Hyssop is used in herbal medicine as an antiseptic and a cough reliever. Its medicinal properties have been written about since ancient times. The Romans drank Hyssop-infused wine as a digestive aid.

Hyssop’s holy reputation can be traced back to its Biblical endorsements. In Leviticus, God commands his people to purify the temple using Hyssop.
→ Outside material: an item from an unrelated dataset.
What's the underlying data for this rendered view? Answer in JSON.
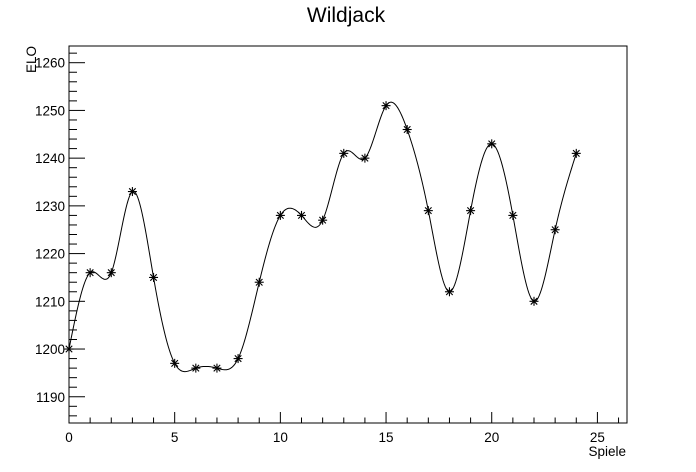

It is a brush made from Hyssop that the Hebrews use to protect themselves from the Angel of Death at Passover. And the Gospel of John tells us that Christ takes his last drink from a sponge attached to a Hyssop branch. It’s no surprise that Christians in Europe ascribed great power to this humble garden herb.

Even among present-day Witches, magickal uses for Hyssop tend to revolve around purification. Dried Hyssop may be infused in floor washes or ritual baths, or scattered around the home. In Sicilian magick, Hyssop is used in protective charms to avert the Evil Eye. Most other traditions consider Hyssop to be a cleansing herb—more purifying than strictly protective. It is used to clear away sins, regrets, and worries that are blocking one’s spiritual progress.

Hyssop has a very particular use in American folk magick: To “wash away” the stain of negative spells. A Hyssop bath is a follow-up step to performing a curse or jinx. The Hyssop is said to cleanse inside and out, absolving the magick worker of any guilt. (It’s good for dry skin and hair, to boot.)